The Tenth Circuit’s opinion closely tracks the reasoning of the Federal Circuit in Grapevine.  The court first looked at the Supreme Court’s decision in Colony and concluded that it should not be read as holding that the statute unambiguously supports the taxpayer’s position.  (The Tenth Circuit did note its disagreement with the Seventh Circuit’s conclusion in Beard that the statute unambiguously resolves the issue in the government’s favor.)   Having found that Colony was not an obstacle to the issuance of valid Treasury regulations, the court proceeded to apply the Chevron test to the regulations and, like the Federal Circuit, ruled that the regulations surmounted the relatively low bar of being a reasonable interpretation of the statute.  The Tenth Circuit stated:  “Although we are not convinced the IRS’s interpretation is the only permissible one or even the one we would have adopted if addressing this question afresh, we are satisfied that it is a ‘permissible construction’ within the mandate of Chevron.” 

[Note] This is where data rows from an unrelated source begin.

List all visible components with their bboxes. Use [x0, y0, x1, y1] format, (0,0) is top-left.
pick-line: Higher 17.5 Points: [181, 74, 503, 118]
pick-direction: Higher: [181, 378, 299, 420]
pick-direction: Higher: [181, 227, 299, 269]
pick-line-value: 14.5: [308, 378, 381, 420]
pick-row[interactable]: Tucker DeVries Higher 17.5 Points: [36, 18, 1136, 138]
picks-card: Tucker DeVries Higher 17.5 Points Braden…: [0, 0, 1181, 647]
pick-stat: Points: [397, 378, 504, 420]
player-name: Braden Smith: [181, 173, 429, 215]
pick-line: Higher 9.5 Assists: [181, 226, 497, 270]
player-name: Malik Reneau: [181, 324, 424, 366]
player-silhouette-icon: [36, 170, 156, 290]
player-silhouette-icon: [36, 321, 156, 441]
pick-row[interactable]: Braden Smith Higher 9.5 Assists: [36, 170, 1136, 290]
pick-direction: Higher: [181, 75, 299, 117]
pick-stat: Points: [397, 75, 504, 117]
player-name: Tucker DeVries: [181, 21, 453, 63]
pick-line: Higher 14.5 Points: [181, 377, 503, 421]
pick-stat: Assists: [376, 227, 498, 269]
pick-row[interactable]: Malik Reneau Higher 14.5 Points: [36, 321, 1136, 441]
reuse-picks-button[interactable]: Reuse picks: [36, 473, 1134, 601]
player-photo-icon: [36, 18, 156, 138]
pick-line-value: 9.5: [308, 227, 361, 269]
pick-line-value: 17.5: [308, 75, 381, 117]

The Salman Ranch case presented one interesting wrinkle not found in the other Intermountain cases.  The Salman Ranch partnership had already prevailed on the identical issue in the Federal Circuit for a different tax year.  See Salman Ranch Ltd. v. Commissioner, 573 F.3d 1362 (Fed. Cir. 2009).  Ordinarily, that decision would have collateral estoppel effect in other litigation on the same issue between the same parties, and therefore it would have controlled the outcome in the Tenth Circuit.  The Tenth Circuit ruled, however, that there was no collateral estoppel effect because the “rules” had changed in the interim — because of the issuance of the new regulations.  The Federal Circuit had observed in Grapevine that the Chevron doctrine gives “regulatory agencies, not the courts, primary responsibility to interpret ambiguous statutory provisions.”  The Tenth Circuit’s decision goes that statement one better with respect to the power of agencies to make law, at least in this particular context.  It potentially gives regulatory agencies more power than even Congress to change the law, as Congress usually does not act retroactively when it enacts new legislation to overturn a court decision.  Without retroactive effect, new legislation would not destroy the collateral estoppel effect of a court decision.

If the taxpayer wishes to seek rehearing, the petition would be due on July 18.  By that time, the issues could be on their way to the Supreme Court because the government’s deadline for seeking certiorari in Home Concrete, the most advanced of these cases, is July 5.